Women, children ‘tainted’ by Boko Haram become outcasts
Starving and alone, five-year-old Umar was left for dead in a camp for internally displaced people in northeast Nigeria.
The reason? He is the son of a Boko Haram fighter.
It took a Boko Haram widow to rescue Umar. Fatima Salisu had been held captive by the insurgents for 16 months and was forced to marry an Islamist fighter before she escaped to the camp outside the northeastern city of Maiduguri.
Like Umar, the 25-year-old native of Cameroon is an outcast. Salisu says the other women never share food or board with her and they refuse to call her anything but a “Boko Haram wife”.
“They don’t allow us to come near them. Everyone treats us with contempt,” Salisu told AFP, speaking outside the camp to avoid attracting attention. “We are not wanted.”
She can tolerate the jeers, but she worries about Umar and other children who are bullied.
Salisu said one Nigerian soldier had told her to “let him die. He is a Boko Haram child and we will throw him into the garbage.”
She said she fears the ill treatment could turn the children against society.
Umar is not alone. Experts warn of a growing divide between women who were captured and children born to Boko Haram militants and the rest of the population.
This new Boko Haram underclass is struggling to reintegrate into a society reeling after years of devastating attacks by the insurgents in their bloody pursuit of an independent Islamic state.

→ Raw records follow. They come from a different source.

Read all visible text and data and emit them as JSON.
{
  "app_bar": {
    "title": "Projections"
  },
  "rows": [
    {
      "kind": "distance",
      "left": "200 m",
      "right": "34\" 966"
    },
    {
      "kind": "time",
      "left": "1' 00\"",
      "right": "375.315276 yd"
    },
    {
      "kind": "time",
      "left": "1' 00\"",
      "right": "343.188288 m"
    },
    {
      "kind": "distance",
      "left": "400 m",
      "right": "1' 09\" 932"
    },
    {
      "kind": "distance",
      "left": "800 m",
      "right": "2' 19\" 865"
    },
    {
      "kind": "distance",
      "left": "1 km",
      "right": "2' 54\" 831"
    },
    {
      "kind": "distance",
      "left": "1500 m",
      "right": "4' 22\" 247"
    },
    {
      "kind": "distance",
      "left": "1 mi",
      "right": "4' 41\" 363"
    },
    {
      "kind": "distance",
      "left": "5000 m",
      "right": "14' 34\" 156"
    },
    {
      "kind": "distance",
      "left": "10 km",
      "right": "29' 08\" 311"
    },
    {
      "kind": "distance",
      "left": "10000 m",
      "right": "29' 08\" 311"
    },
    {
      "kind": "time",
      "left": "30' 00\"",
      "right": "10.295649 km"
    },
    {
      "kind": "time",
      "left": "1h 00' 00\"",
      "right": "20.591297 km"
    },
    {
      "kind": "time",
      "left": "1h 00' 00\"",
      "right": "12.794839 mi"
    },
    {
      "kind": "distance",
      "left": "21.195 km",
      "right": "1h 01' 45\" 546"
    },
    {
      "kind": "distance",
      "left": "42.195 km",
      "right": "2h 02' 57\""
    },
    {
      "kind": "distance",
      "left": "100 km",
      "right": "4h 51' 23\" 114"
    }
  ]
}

“Ostracising the children of insurgents will impede the process of community reconciliation and rehabilitation – and that, distinct from any potentially radicalising effects – makes it a troubling development,” Hilary Matfess, a Washington-based analyst, told AFP.
The United Nations estimates that this year seven million people are in need of humanitarian assistance in northeast Nigeria.
At risk are 1.4 million children who have been displaced by the conflict and 20,000 children in the northeast who have been separated from their families, according to an August UNICEF report.
Among the most pressing needs is the reintegration of women and children who are returning to their communities after being held captive by Boko Haram.
But the conflict has made people in the northeast wary. “There has been a serious breakdown of trust in communities across the north,” Matfess said.
“A number of women, most famously the Chibok girls, were abducted into the insurgency, but a significant number of women joined the insurgency of their own accord,” said Matfess.
“Telling the difference once women return to their communities — whether through escape or liberation by the security forces — is next to impossible.”
Even family members don’t sympathise with relatives “tainted” by Boko Haram.
“Our blood relations stigmatise us,” said Hafsa Ibrahim, a 27-year-old who was kidnapped from the town of Bama and forcibly married to a Boko Haram fighter.
“They think it was with our consent that we got married to Boko Haram,” Ibrahim said, choking back tears. “We were forced.”
Some local politicians have acknowledged the problem.
“We must show love to these innocent children as much as we should support the innocent mothers,” Borno State Governor Kashim Shettima has said, warning that otherwise the Boko Haram children will “inherit” the fervour of their fathers.
Entrenched “deterministic views” in northeast Nigeria hold that biological fathers transmit “bad blood” to the children — “a child of a snake is a snake” is one saying encapsulating this idea, according to global organization International Alert in a 2016 report on the topic.
With the Nigerian army claiming a series of successful attacks on Boko Haram, winning back territory and freeing thousands of people, the need to reintegrate captives has never been greater.
But if life in the camp is any indication, much work still needs to be done.
“Whenever the child cries they tease him, and tell him to go meet his Boko Haram father in the bush,” Salisu said about her adopted boy. “They show no love.”